From October 1, 2025, several key changes will take effect in India, impacting banking, postal services, railways, and pensions. Here’s everything you need to know about changes which are likely to impact the pockets of the common people.
From the October 1, 2025, major changes in financial policy in several banks, government departments, and regulatory bodies, ranging from banking charges, NPS pension rules to RBI cheque clearing charges, are set to takes place. The major overhaul will impact everything from digital payments and pensions to online gaming, railways, and household expenses. Ahead of major festivals like Diwali, Dhanteras and Chhath pooja, people will benefit from these changes as impact reforms in LPG prices, CNG and PNG prices, Indian Railway online ticket, National Pension System (NPS), Unified Payments Interface (UPI) changes, Unified Pension Scheme (UPS), Atal Pension Yojana (APY), and NPS Lite, will affect everyday costs.
RBI cheque clearing
The Reserve Bank of India (RBI) has announced that, beginning October 4, 2025, cheque clearing system will switch to a continuous clearing model that settles transactions in real-time, reducing the clearing time from two working days to just a few hours. Starting October 4, 2025, banks will scan, present, and process cheques continuously during business hours. This will be executed in two phases, with the first beginning on October 4, 2025 and running until January 2, 2026. Phase 2 will begin on January 3, 2026.
IRCTC ticket reservation
Starting October 1, 2025, Indian Railways will introduce new rules for online train ticket bookings to curb misuse by ticket brokers and agents.
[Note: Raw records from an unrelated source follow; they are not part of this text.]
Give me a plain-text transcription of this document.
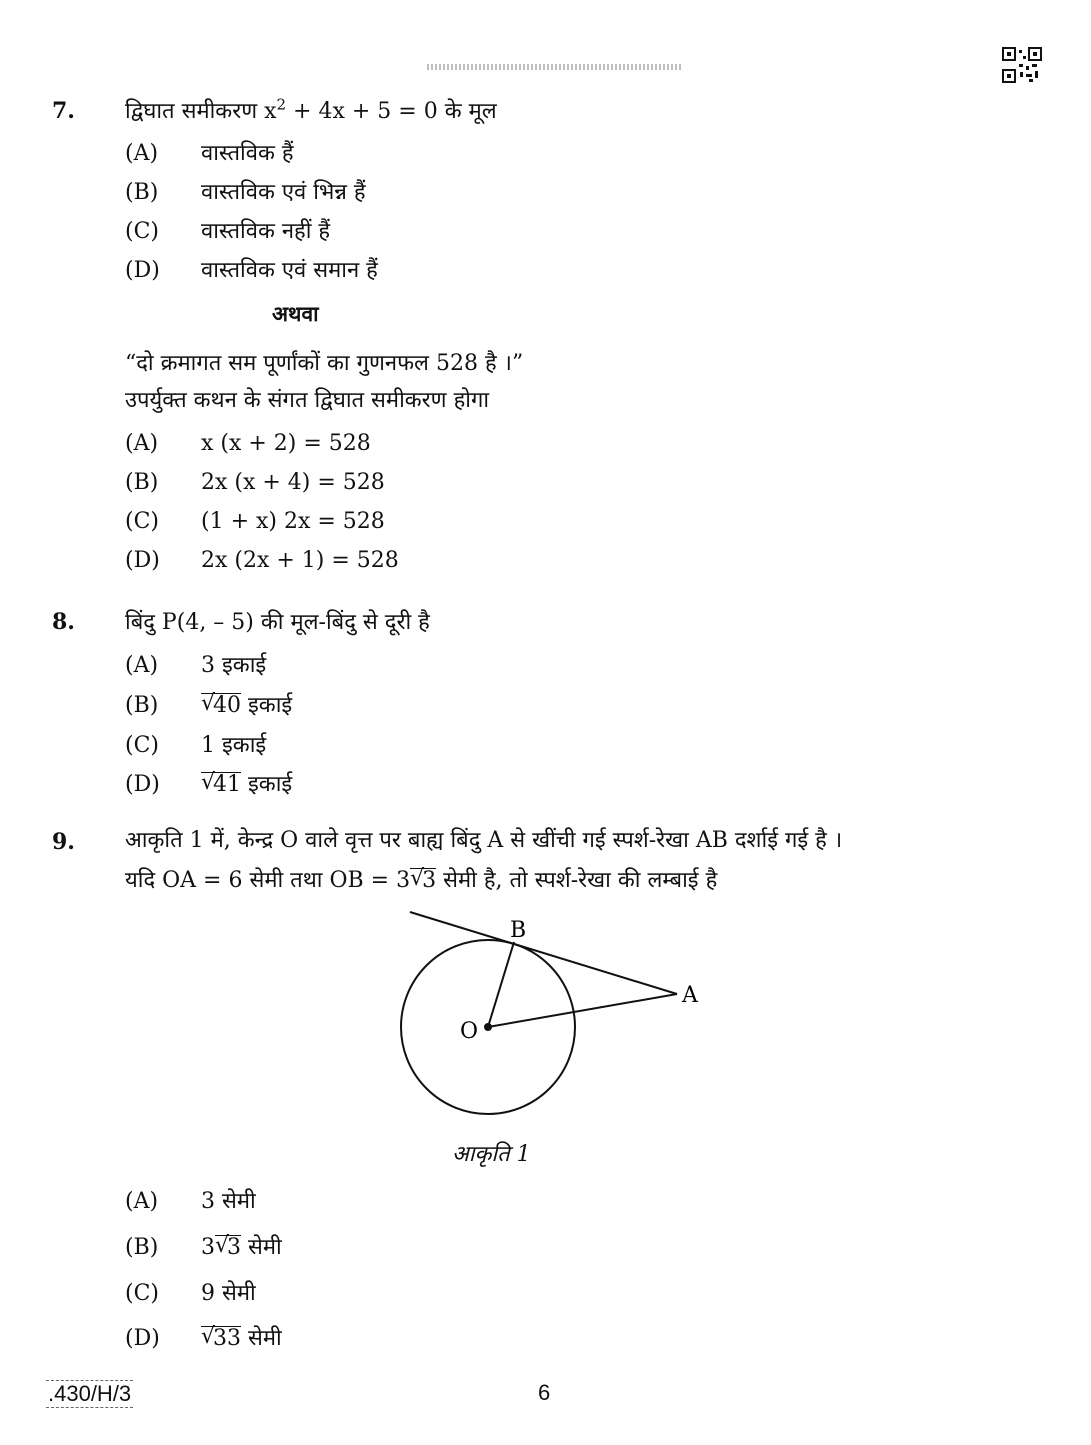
7. द्विघात समीकरण $x^2 + 4x + 5 = 0$ के मूल
(A) वास्तविक हैं
(B) वास्तविक एवं भिन्न हैं
(C) वास्तविक नहीं हैं
(D) वास्तविक एवं समान हैं
अथवा
“दो क्रमागत सम पूर्णांकों का गुणनफल 528 है ।”
उपर्युक्त कथन के संगत द्विघात समीकरण होगा
(A) x (x + 2) = 528
(B) 2x (x + 4) = 528
(C) (1 + x) 2x = 528
(D) 2x (2x + 1) = 528
8. बिंदु P(4, – 5) की मूल-बिंदु से दूरी है
(A) 3 इकाई
(B) √
40 इकाई
(C) 1 इकाई
(D) √
41 इकाई
9. आकृति 1 में, केन्द्र O वाले वृत्त पर बाह्य बिंदु A से खींची गई स्पर्श-रेखा AB दर्शाई गई है ।
यदि OA = 6 सेमी तथा OB = 3 √
3 सेमी है, तो स्पर्श-रेखा की लम्बाई है
B
A
O
आकृति 1
(A) 3 सेमी
(B) 3 √
3 सेमी
(C) 9 सेमी
(D) √
33 सेमी
.430/H/3	6
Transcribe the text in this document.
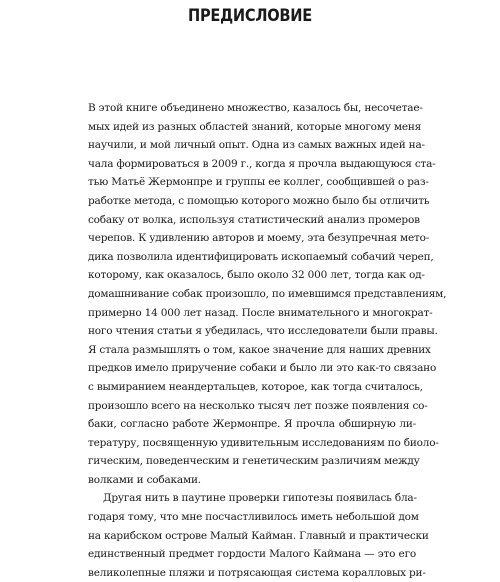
ПРЕДИСЛОВИЕ
В этой книге объединено множество, казалось бы, несочетае-
мых идей из разных областей знаний, которые многому меня
научили, и мой личный опыт. Одна из самых важных идей на-
чала формироваться в 2009 г., когда я прочла выдающуюся ста-
тью Матьё Жермонпре и группы ее коллег, сообщившей о раз-
работке метода, с помощью которого можно было бы отличить
собаку от волка, используя статистический анализ промеров
черепов. К удивлению авторов и моему, эта безупречная мето-
дика позволила идентифицировать ископаемый собачий череп,
которому, как оказалось, было около 32 000 лет, тогда как од-
домашнивание собак произошло, по имевшимся представлениям,
примерно 14 000 лет назад. После внимательного и многократ-
ного чтения статьи я убедилась, что исследователи были правы.
Я стала размышлять о том, какое значение для наших древних
предков имело приручение собаки и было ли это как-то связано
с вымиранием неандертальцев, которое, как тогда считалось,
произошло всего на несколько тысяч лет позже появления со-
баки, согласно работе Жермонпре. Я прочла обширную ли-
тературу, посвященную удивительным исследованиям по биоло-
гическим, поведенческим и генетическим различиям между
волками и собаками.
Другая нить в паутине проверки гипотезы появилась бла-
годаря тому, что мне посчастливилось иметь небольшой дом
на карибском острове Малый Кайман. Главный и практически
единственный предмет гордости Малого Кайманa — это его
великолепные пляжи и потрясающая система коралловых ри-
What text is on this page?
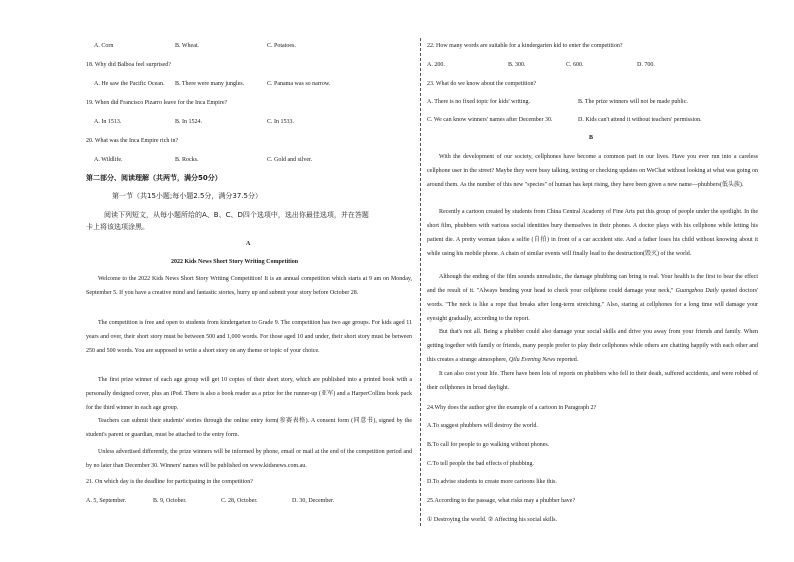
A. Corn	B. Wheat.	C. Potatoes.
18. Why did Balboa feel surprised?
A. He saw the Pacific Ocean. B. There were many jungles.	C. Panama was so narrow.
19. When did Francisco Pizarro leave for the Inca Empire?
A. In 1513.	B. In 1524.	C. In 1533.
20. What was the Inca Empire rich in?
A. Wildlife.	B. Rocks.	C. Gold and silver.
第二部分、阅读理解（共两节，满分50分）
第一节（共15小题;每小题2.5分，满分37.5分）
阅读下列短文，从每小题所给的A、B、C、D四个选项中，选出你最佳选项，并在答题
卡上将该选项涂黑。
A
2022 Kids News Short Story Writing Competition

Welcome to the 2022 Kids News Short Story Writing Competition! It is an annual competition which starts at 9 am on Monday, September 5. If you have a creative mind and fantastic stories, hurry up and submit your story before October 28.

The competition is free and open to students from kindergarten to Grade 9. The competition has two age groups. For kids aged 11 years and over, their short story must be between 500 and 1,000 words. For those aged 10 and under, their short story must be between 250 and 500 words. You are supposed to write a short story on any theme or topic of your choice.

The first prize winner of each age group will get 10 copies of their short story, which are published into a printed book with a personally designed cover, plus an iPod. There is also a book reader as a prize for the runner-up (亚军) and a HarperCollins book pack for the third winner in each age group.

Teachers can submit their students' stories through the online entry form(参赛表格). A consent form (同意书), signed by the student's parent or guardian, must be attached to the entry form.

Unless advertised differently, the prize winners will be informed by phone, email or mail at the end of the competition period and by no later than December 30. Winners' names will be published on www.kidsnews.com.au.

21. On which day is the deadline for participating in the competition?
A. 5, September.	B. 9, October.	C. 28, October.	D. 30, December.
22. How many words are suitable for a kindergarten kid to enter the competition?
A. 200.	B. 300.	C. 600.	D. 700.
23. What do we know about the competition?
A. There is no fixed topic for kids' writing.	B. The prize winners will not be made public.
C. We can know winners' names after December 30.	D. Kids can't attend it without teachers' permission.
B

With the development of our society, cellphones have become a common part in our lives. Have you ever run into a careless cellphone user in the street? Maybe they were busy talking, texting or checking updates on WeChat without looking at what was going on around them. As the number of this new "species" of human has kept rising, they have been given a new name—phubbers(低头族).

Recently a cartoon created by students from China Central Academy of Fine Arts put this group of people under the spotlight. In the short film, phubbers with various social identities bury themselves in their phones. A doctor plays with his cellphone while letting his patient die. A pretty woman takes a selfie (自拍) in front of a car accident site. And a father loses his child without knowing about it while using his mobile phone. A chain of similar events will finally lead to the destruction(毁灭) of the world.

Although the ending of the film sounds unrealistic, the damage phubbing can bring is real. Your health is the first to bear the effect and the result of it. "Always bending your head to check your cellphone could damage your neck," Guangzhou Daily quoted doctors' words. "The neck is like a rope that breaks after long-term stretching." Also, staring at cellphones for a long time will damage your eyesight gradually, according to the report.

But that's not all. Being a phubber could also damage your social skills and drive you away from your friends and family. When getting together with family or friends, many people prefer to play their cellphones while others are chatting happily with each other and this creates a strange atmosphere, Qilu Evening News reported.

It can also cost your life. There have been lots of reports on phubbers who fell to their death, suffered accidents, and were robbed of their cellphones in broad daylight.

24.Why does the author give the example of a cartoon in Paragraph 2?
A.To suggest phubbers will destroy the world.
B.To call for people to go walking without phones.
C.To tell people the bad effects of phubbing.
D.To advise students to create more cartoons like this.
25.According to the passage, what risks may a phubber have?
① Destroying the world. ② Affecting his social skills.
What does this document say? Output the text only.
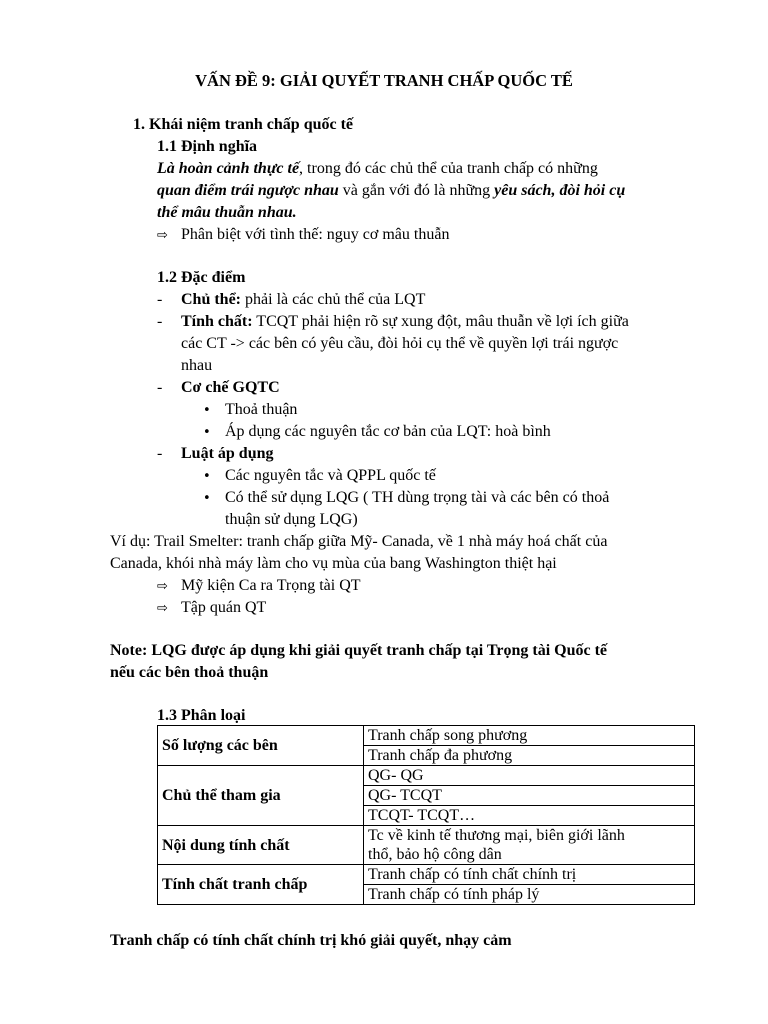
VẤN ĐỀ 9: GIẢI QUYẾT TRANH CHẤP QUỐC TẾ
1. Khái niệm tranh chấp quốc tế
1.1 Định nghĩa
Là hoàn cảnh thực tế, trong đó các chủ thể của tranh chấp có những
quan điểm trái ngược nhau và gắn với đó là những yêu sách, đòi hỏi cụ
thể mâu thuẫn nhau.
⇨ Phân biệt với tình thế: nguy cơ mâu thuẫn
1.2 Đặc điểm
- Chủ thể: phải là các chủ thể của LQT
- Tính chất: TCQT phải hiện rõ sự xung đột, mâu thuẫn về lợi ích giữa
các CT -> các bên có yêu cầu, đòi hỏi cụ thể về quyền lợi trái ngược
nhau
- Cơ chế GQTC
• Thoả thuận
• Áp dụng các nguyên tắc cơ bản của LQT: hoà bình
- Luật áp dụng
• Các nguyên tắc và QPPL quốc tế
• Có thể sử dụng LQG ( TH dùng trọng tài và các bên có thoả
thuận sử dụng LQG)
Ví dụ: Trail Smelter: tranh chấp giữa Mỹ- Canada, về 1 nhà máy hoá chất của
Canada, khói nhà máy làm cho vụ mùa của bang Washington thiệt hại
⇨ Mỹ kiện Ca ra Trọng tài QT
⇨ Tập quán QT
Note: LQG được áp dụng khi giải quyết tranh chấp tại Trọng tài Quốc tế
nếu các bên thoả thuận
1.3 Phân loại
Số lượng các bên	Tranh chấp song phương
	Tranh chấp đa phương
Chủ thể tham gia	QG- QG
	QG- TCQT
	TCQT- TCQT…
Nội dung tính chất	Tc về kinh tế thương mại, biên giới lãnh
thổ, bảo hộ công dân
Tính chất tranh chấp	Tranh chấp có tính chất chính trị
	Tranh chấp có tính pháp lý
Tranh chấp có tính chất chính trị khó giải quyết, nhạy cảm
Only Aadhaar-authenticated users will be able to book general tickets online within the first 15 minutes of reservation opening on the IRCTC website or app.
India Post
India Post is revising its Speed Post charges, effective October 1, 2025, with updated pricing and GST displayed separately. The service will also introduce enhanced security features, including OTP-based delivery, to ensure parcels are handed over only after verification.
LPG prices
There will be a major revision in LPG cylinder prices, effective from October 1st, directly impacting the kitchen budget, though no compulsory hike is fixed. The price of cylinders was last revised on April 8, 2025, across cities including Delhi-Mumbai, Kolkata-Chennai, and other cities.
Pension Rules
The Pension Fund Regulatory and Development Authority has revised fees for National Pension System (NPS) and Atal Pension Yojana (APY) subscribers. For new accounts, government employees will pay Rs 18 for an e-PRAN kit and Rs 40 for a physical PRAN card, while annual maintenance charges will be Rs 100. For APY and NPS Lite subscribers, the PRAN opening and annual maintenance charges are Rs15 each, and transaction charges are Rs 0. The revised charges will come into effect from October 1,2025.
NPS equity
Until September 30, 2025, the central government employees are allowed to switch from the National Pension System (NPS) to the Unified Pension Scheme (UPS) or vice versa. After October 1, 2025, switching between the two schemes won’t be allowed. Additionally, non-government NPS subscribers will be able to invest up to 100% of their funds in equities under a single NPS plan starting October 1, 2025, and can have multiple schemes under one PRAN across different record-keeping agencies.
Bank major rule changes: HDFC, Yes Bank, PNB
Several banks are introducing new charges and fees from October 1, 2025. HDFC Bank’s Imperia customers will need to meet revised eligibility standards to retain their Total Relationship Value (TRV) benefits. Punjab National Bank (PNB) is increasing charges for services like locker rentals, standing instruction failures, and stop payment instructions. YES Bank will also revise its salary account charges, affecting cash transactions, ATM withdrawals, debit card fees, and cheque return penalties.
UPI rule
From October 1, 2025, the National Payments Corporation of India (NPCI) will discontinue peer-to-peer (P2P) collect requests on UPI, impacting users of Google Pay, PhonePe, and Paytm. This means you won’t be able to receive payment requests from others through these apps. Instead, you’ll need to initiate transactions yourself using QR codes, UPI IDs, or bank account numbers.